A day in the life of...

The young have something no one else has or ever will have. Time.

It's true. We are smart, beautiful and...alcoholic.

Monday, November 5, 2012

"Pour youself a drink, put on some lipstick and pull yourself together"

G isn't sleeping or eating. She's completely and utterly miserable, and probably only making it worse by forcing herself to hang out with mutual friends and seeing her ex-boyfriend constantly. She refuses to give up pub trivia nights she's been attending for years just because her and her boyfriend broke up. It's certainly not helping her get over him. Especially since they both seem to fragile to inform some of their friends that they're actually broken up and some of them even make jokes assuming they are still together. Awkward. She then goes home and cries herself to sleep. A doesn't know what to do.

She tried dragging G out with herself, J, M and L for Halloween because we all love drunken dress-ups. Even better when it comes with live music. A was in zombie gear, bumming cigarettes with no shame whatsoever and trying to chat up guys for G. Unsurprisingly, G was not interested. She didn't even make an appearance in the mosh pit. Too busy worrying about crushing her faiyr wings. L went home early to study, while M kept conversing with randoms about all her new Ikea furniture. In particular an easel she bought that she thinks is super cool and cheap.

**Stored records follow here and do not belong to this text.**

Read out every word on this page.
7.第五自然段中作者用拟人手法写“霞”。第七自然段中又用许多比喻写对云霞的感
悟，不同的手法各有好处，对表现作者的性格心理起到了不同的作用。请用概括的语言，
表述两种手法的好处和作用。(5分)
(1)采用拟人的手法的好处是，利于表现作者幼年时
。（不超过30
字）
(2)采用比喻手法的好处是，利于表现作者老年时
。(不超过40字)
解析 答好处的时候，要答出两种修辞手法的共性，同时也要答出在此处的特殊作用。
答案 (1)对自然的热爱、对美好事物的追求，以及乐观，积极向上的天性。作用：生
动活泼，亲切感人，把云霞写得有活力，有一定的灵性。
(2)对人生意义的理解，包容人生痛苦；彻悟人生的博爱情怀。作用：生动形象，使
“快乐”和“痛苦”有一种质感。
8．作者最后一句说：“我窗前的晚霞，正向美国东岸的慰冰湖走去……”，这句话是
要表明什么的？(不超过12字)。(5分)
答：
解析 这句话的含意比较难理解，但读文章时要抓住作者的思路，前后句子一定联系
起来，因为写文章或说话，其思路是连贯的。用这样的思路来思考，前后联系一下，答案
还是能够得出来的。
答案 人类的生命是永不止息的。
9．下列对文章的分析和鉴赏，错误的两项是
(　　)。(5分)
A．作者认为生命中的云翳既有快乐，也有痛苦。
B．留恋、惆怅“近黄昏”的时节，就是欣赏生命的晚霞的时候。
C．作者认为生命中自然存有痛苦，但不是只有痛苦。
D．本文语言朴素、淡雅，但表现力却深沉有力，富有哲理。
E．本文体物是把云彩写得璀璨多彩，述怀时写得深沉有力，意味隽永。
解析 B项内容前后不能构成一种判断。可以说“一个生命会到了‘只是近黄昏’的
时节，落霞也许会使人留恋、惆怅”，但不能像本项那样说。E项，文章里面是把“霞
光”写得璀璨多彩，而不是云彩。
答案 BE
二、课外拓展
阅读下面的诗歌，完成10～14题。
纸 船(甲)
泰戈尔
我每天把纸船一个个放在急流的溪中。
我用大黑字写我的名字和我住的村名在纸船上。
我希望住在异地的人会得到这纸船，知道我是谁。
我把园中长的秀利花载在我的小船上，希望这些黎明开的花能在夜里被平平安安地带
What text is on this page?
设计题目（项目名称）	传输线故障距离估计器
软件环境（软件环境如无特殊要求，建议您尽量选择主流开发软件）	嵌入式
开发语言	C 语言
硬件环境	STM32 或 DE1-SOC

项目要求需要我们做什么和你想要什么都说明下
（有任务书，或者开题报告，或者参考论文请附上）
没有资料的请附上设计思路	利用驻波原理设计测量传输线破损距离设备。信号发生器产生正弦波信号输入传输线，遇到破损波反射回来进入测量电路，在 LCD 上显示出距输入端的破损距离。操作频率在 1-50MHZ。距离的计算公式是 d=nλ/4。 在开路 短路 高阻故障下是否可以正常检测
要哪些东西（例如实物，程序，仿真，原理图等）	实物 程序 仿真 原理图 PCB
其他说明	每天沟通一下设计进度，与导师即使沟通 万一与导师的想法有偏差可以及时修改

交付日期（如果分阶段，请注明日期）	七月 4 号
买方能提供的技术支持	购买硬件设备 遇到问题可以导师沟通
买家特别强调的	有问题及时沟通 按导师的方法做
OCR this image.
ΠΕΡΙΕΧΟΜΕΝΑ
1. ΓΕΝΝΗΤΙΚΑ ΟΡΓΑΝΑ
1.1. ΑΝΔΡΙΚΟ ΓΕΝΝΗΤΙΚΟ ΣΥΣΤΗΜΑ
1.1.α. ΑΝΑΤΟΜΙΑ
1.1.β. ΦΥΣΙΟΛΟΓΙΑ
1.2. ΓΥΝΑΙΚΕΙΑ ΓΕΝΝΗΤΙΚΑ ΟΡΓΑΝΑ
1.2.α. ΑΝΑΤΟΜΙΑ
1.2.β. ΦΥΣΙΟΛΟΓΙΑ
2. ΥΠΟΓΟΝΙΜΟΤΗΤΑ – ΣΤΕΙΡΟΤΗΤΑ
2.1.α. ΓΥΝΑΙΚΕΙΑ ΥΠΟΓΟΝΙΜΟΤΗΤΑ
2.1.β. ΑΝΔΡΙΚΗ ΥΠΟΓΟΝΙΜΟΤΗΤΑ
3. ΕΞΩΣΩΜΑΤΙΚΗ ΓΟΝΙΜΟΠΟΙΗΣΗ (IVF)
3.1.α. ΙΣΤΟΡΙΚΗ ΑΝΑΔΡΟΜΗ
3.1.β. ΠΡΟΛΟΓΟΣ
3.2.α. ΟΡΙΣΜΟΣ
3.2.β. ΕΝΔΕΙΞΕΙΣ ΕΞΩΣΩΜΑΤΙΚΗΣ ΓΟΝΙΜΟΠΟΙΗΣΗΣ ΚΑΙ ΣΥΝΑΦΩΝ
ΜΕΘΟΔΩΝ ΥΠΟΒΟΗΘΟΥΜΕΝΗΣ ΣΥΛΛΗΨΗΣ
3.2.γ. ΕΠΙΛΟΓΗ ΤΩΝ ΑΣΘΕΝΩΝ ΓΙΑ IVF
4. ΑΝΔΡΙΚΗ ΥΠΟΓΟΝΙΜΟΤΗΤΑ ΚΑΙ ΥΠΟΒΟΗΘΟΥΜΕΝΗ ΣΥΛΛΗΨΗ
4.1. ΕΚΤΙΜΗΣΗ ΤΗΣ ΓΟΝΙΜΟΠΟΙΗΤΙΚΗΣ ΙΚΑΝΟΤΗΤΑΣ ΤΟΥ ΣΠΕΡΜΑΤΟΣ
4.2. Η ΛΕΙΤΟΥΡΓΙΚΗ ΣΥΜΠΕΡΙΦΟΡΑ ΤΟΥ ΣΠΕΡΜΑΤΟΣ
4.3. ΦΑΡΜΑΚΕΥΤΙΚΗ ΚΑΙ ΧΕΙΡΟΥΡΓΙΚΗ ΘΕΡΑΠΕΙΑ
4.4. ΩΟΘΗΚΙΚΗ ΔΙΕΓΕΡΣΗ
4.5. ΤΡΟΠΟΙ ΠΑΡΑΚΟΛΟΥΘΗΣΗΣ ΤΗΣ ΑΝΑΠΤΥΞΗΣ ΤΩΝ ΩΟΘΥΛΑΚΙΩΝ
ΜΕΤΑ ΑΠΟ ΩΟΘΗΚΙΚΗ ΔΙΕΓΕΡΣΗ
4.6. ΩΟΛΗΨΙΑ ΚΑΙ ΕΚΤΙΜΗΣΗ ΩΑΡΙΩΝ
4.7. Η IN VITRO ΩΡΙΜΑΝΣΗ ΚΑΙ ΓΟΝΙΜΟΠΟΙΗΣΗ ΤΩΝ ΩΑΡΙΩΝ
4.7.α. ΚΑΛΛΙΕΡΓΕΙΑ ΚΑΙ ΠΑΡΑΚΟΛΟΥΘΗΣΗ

J bumped into 'the one' and his surprisingly attractive girlfriend. Okay, perhaps not surprisingly as 'the one' isn't bad-looking, in fact he's quite good-looking and also has an English accent, it's just that he reeks of desperation. They were acting all coupley and cuddling in a corner but 'the one' was quick to jump up and hug J and spent so much time chatting to her his new girlfriend went to the bar and was gone for about half an hour. 'the one' didn't even seem to notice until J pointed out she thought his girlfriend had cracked the shits. He went to go find her and they left soon after. J then went to go chat to the hot guitarist who had flicked his pick at her after the set, but it turned out he was the designated driver and was taking the rest of the (wasted) band home. He told J to look him up on facebook but she didn't bother. She considered the whole thing a waste of her cat costume.

The next morning was all about rinsing fake blood (from costumes) and real blood (from jumping off the stage) off our skin and eating kebabs. Except for G, who was just moping around the house. A suggested she go drop by footballer's place but the look G gave her suggested she drop dead. Whatever. Nothing makes an ex jealous like an affair with a footballer.